The vertices are given by their position vectors:

$$\vec{a} = -\frac{1}{2}\hat{i} + \frac{1}{2}\hat{j} + 4\hat{k}$$

$$\vec{b} = \frac{1}{2}\hat{i} + \frac{1}{2}\hat{j} + 4\hat{k}$$

$$\vec{c} = \frac{1}{2}\hat{i} – \frac{1}{2}\hat{j} + 4\hat{k}$$

$$\vec{d} = -\frac{1}{2}\hat{i} – \frac{1}{2}\hat{j} + 4\hat{k}$$

The area of the rectangle is given by the magnitude of the cross product of two adjacent side vectors, e.g., $\vec{AB}$ and $\vec{AD}$.

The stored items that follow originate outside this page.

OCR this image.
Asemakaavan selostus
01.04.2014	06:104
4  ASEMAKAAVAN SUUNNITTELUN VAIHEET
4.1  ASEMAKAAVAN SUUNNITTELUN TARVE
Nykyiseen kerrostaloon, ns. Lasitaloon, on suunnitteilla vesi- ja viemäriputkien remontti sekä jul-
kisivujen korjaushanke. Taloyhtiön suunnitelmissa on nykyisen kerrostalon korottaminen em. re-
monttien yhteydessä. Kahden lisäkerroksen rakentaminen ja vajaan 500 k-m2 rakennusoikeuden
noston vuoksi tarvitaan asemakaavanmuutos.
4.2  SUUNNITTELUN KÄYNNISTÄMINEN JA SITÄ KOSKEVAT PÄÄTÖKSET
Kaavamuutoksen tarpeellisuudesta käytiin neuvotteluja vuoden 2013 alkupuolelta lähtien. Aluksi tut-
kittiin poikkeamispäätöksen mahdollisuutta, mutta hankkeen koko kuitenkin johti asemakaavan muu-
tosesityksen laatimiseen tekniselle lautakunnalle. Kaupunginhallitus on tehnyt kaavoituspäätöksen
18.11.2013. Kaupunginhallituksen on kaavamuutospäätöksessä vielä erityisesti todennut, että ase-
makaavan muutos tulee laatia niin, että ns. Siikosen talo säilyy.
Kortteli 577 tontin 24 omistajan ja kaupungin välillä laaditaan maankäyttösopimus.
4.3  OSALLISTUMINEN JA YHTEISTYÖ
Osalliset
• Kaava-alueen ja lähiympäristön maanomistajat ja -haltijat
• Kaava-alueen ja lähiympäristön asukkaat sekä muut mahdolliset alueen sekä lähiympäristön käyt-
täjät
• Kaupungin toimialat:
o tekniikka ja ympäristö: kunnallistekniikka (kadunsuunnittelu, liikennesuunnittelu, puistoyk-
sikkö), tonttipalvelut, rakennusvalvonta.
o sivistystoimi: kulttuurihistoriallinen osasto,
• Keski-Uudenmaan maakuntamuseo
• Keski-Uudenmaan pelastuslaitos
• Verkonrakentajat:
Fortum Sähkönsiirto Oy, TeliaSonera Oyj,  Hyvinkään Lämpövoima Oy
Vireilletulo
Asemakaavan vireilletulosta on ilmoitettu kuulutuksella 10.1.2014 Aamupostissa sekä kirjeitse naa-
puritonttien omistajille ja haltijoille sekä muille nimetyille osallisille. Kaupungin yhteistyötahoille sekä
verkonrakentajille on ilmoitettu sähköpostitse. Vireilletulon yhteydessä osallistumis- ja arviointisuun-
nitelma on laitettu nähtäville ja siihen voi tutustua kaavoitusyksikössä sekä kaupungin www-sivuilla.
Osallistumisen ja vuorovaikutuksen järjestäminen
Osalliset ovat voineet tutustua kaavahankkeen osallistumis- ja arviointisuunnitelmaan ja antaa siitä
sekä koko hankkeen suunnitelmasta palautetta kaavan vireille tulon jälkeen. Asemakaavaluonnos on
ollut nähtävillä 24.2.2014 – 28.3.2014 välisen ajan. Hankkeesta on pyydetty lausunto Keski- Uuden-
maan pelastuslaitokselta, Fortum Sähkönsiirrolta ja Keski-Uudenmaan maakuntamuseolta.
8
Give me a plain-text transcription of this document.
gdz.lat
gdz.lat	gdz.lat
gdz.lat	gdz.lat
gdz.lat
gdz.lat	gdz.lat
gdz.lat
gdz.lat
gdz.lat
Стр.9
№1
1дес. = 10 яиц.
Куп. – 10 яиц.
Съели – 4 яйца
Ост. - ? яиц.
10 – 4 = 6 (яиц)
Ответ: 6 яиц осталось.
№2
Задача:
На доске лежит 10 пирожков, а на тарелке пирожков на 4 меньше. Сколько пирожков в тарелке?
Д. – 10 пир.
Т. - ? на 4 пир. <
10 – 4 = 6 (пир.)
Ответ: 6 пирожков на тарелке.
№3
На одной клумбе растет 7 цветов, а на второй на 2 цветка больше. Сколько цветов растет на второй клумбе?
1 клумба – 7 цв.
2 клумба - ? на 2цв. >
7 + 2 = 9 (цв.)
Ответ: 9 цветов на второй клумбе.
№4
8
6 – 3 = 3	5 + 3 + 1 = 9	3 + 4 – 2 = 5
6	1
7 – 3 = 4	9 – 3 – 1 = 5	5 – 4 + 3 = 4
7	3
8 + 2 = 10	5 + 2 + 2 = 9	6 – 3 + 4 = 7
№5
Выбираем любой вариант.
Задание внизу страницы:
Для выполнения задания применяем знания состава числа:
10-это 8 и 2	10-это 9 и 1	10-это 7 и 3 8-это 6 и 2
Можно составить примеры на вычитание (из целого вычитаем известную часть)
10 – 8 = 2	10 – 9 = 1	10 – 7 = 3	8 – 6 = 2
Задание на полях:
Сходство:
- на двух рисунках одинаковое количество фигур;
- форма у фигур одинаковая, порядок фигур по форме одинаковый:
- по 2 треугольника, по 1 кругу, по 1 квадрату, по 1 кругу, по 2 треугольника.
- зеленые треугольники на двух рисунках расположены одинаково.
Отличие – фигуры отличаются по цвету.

1. Calculate adjacent side vectors:$$\vec{AB} = \vec{b} – \vec{a} = \left(\frac{1}{2} – (-\frac{1}{2})\right)\hat{i} + \left(\frac{1}{2} – \frac{1}{2}\right)\hat{j} + (4-4)\hat{k} = 1\hat{i} + 0\hat{j} + 0\hat{k} = \hat{i}$$$$\vec{AD} = \vec{d} – \vec{a} = \left(-\frac{1}{2} – (-\frac{1}{2})\right)\hat{i} + \left(-\frac{1}{2} – \frac{1}{2}\right)\hat{j} + (4-4)\hat{k} = 0\hat{i} – 1\hat{j} + 0\hat{k} = -\hat{j}$$
2. Calculate the Cross Product $\vec{AB} \times \vec{AD}$:$$\vec{AB} \times \vec{AD} = \hat{i} \times (-\hat{j}) = -(\hat{i} \times \hat{j}) = -\hat{k}$$
3. Area of Rectangle:$$\text{Area} = |\vec{AB} \times \vec{AD}| = |-\hat{k}| = \mathbf{1}$$The correct answer is (B) 1.